For the 2014 spring semester, Greek life on Lipscomb’s campus will be in the midst of a redefining stage. 

In the continuation of a process that started during the 2013 fall semester, both the campus life and Greek life teams are coming together to make Lipscomb a better place.

The campaign to redefine Lipscomb’s social clubs has been spearheaded by Sam Smith, the associate dean of campus life, and Sam Parnell, the head of Greek life. Together, along with the International Code Council, they spent all of last semester fine-tuning the new club definition into the version seen today.

“We’ve gone through a redefining stage of what Greek life is and what it means to be a part of Greek life,” Smith said. “What we’ve tried to do is we’ve tried to stage the setting for Greek life to be viewed in a positive light. This is the most powerful organization on campus. We want students to see it for how powerful and how good it is and really impact the reputation that it had by redefining what it will mean to be a part of Greek life.”

One of the main goals of the redefinition process is to erase any lingering effects of what Smith called “a nationwide bad stigma” when people think of Greek life for any college, including Lipscomb.

The plan is to highlight all of the positive aspects of Greek life, as well as to show what it can bring to the Lipscomb community, including non-Greek students.

“I think nationwide there’s a bad stigma with Greek life,” Smith said. “They’re the frats – the sororities where all kinds of partying takes place, and just by that reputation nationwide, [the stigma] even takes place here on campus. And if there ever is an incident with the club, it gets blown out of proportion. It’s all Greek life that does it. And that’s just not the case.

“They are students, sometimes students, that are part of a Greek system make poor decisions, but so do students who are not part of Greek life. So, this redefinition is really trying to define them in a positive light.”

Members of social clubs across campus are having to get used the new rules and regulations brought about by the redefinition, including the rule of clubs no longer being able to receive funding to officially travel out of town for formals and having to attend three athletic events as a club.
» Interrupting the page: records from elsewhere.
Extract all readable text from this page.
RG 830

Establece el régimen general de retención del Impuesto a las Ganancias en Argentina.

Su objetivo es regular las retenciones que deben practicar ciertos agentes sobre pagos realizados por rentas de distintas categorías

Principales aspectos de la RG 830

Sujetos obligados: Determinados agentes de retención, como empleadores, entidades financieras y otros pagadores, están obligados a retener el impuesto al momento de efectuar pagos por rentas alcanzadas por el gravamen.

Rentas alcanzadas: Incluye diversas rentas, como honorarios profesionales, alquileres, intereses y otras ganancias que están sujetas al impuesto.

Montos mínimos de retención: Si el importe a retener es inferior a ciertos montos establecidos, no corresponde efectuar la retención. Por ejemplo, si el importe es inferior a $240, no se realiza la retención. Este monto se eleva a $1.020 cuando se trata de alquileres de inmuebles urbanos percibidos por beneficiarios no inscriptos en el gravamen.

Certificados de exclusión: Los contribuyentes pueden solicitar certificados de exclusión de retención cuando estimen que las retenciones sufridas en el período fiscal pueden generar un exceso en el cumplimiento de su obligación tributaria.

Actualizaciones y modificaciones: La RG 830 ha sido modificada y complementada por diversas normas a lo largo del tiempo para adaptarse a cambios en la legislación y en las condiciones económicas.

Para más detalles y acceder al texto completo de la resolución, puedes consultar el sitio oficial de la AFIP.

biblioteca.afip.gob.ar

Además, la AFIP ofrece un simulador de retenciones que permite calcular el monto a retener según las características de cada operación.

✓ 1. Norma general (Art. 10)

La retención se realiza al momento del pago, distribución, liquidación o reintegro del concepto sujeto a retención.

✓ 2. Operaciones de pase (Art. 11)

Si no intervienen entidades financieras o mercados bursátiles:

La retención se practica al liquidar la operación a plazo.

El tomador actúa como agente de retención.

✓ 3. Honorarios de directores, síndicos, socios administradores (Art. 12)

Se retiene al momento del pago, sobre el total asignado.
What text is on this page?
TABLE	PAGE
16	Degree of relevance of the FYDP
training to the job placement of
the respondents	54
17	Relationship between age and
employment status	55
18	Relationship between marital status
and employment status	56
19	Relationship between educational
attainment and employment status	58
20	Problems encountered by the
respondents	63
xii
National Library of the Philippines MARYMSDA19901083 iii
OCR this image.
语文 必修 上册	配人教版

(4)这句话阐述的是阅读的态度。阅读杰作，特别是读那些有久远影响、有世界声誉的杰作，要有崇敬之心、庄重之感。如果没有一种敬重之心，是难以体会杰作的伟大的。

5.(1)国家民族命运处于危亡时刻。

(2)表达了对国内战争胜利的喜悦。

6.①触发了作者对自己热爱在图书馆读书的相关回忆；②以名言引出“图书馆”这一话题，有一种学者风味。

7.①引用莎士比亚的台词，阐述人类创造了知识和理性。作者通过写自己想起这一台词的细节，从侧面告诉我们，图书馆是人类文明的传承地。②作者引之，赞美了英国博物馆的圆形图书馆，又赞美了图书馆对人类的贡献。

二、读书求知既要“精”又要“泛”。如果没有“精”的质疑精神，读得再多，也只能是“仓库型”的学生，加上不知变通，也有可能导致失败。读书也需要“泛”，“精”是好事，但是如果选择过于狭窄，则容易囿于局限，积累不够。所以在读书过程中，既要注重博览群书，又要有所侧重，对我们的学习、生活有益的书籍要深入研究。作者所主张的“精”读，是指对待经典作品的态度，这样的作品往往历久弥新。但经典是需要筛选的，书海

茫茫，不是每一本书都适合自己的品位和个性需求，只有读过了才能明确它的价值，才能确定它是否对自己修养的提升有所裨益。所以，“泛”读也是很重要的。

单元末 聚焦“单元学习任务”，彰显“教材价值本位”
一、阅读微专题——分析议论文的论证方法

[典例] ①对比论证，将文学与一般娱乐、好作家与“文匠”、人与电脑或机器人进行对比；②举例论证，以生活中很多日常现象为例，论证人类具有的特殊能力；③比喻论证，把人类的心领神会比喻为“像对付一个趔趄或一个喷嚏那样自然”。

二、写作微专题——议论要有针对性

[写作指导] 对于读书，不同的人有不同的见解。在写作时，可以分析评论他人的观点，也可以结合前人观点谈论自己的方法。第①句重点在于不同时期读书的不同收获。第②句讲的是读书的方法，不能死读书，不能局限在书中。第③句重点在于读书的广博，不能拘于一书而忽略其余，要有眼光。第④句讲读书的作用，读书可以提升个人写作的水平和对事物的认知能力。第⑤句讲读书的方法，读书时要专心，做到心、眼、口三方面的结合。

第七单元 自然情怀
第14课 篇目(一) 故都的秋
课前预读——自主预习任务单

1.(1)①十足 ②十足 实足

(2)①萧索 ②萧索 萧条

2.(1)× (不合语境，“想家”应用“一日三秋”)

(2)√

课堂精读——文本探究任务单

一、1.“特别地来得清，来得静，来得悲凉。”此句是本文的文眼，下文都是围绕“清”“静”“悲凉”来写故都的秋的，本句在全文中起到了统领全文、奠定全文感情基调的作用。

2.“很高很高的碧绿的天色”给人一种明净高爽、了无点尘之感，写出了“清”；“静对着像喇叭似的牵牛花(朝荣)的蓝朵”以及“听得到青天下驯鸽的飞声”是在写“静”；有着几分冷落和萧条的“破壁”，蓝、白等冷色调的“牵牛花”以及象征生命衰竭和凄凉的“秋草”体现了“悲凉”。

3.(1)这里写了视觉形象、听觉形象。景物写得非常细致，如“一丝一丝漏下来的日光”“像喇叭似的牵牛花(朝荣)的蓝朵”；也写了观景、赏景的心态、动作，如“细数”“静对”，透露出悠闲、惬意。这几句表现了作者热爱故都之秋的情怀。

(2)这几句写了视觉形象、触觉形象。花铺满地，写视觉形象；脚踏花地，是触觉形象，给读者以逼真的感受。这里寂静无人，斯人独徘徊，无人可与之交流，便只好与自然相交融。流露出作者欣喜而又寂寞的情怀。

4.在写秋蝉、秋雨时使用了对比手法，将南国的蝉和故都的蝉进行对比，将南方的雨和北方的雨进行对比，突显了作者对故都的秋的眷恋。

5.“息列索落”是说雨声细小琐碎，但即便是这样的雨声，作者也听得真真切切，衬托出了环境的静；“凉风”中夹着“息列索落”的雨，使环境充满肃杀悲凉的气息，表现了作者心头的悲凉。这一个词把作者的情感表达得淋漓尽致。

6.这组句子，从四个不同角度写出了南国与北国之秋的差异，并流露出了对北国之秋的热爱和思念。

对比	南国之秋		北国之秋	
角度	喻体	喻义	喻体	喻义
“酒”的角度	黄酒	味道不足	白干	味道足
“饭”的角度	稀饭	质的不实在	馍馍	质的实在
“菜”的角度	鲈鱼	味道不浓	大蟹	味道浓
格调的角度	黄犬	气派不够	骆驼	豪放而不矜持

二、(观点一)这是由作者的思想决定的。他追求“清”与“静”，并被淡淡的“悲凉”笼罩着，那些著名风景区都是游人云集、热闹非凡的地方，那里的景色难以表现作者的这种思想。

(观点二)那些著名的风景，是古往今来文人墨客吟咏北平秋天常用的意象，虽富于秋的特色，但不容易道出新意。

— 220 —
“They basically decided that we can’t go 30 or 35 miles away, so really that limits us to Nashville or Franklin,” Delta Omega Vice President Makenzie Kanyuh said. “But we have some exciting ideas for that, so we’re really excited about it. Formal is formal, and it will be really fun anyway. I would really love to have the out of state formals again. In past years, we went to St. Louis, we went to the beach and it was just a really enjoyable and fun time. But it will be fun no matter what.”

Theta Psi president Zach Bowen is excited about the changes being implemented, as they are in conjuncture with what the Wolves were founded on. Bowen and his club have one advantage over the rest of the clubs on campus when it comes to the new rules. The club was founded in the fall, so they are not steeply entrenched in any traditions.

“Yes, I’m excited about the changes.” Bowen said. “Those are some of the things that Theta Psi was founded on. We want to break down some of the, maybe not walls, but the division between people who are in social clubs and people who aren’t in social clubs.

“We think social clubs are a really good thing on Lipscomb’s campus. We think they can be positive, even for people who aren’t a part of them. We can do things to benefit the whole campus collectively as Lipscomb, and not just a certain small group of students.”

Other notable additions to the social club redefinition will be the clubs’ participation in drug and alcohol awareness events, an emphasis on entrepreneurship and philanthropy opportunities and even a combined effort of helping freshmen move into their dorms on move-in day in the fall.

There are over 500 students involved with Greek life on campus. With that high level of participation comes a high level of power, as well as many sets of eyes watching.

“It is the most powerful organization that we have on campus.” Smith said. “When all of Greek life is talking about the dangers of drugs and alcohol for their peers, it’s more powerful than getting it from a dean saying ‘Hey, don’t drink. Don’t do drugs.’ There’s a lot that can be done by Greek life for student life on campus. It can be a cowboy show. It can be their participation in Singarama, but just the massive numbers and the direction that they’re going in can really impact the campus.”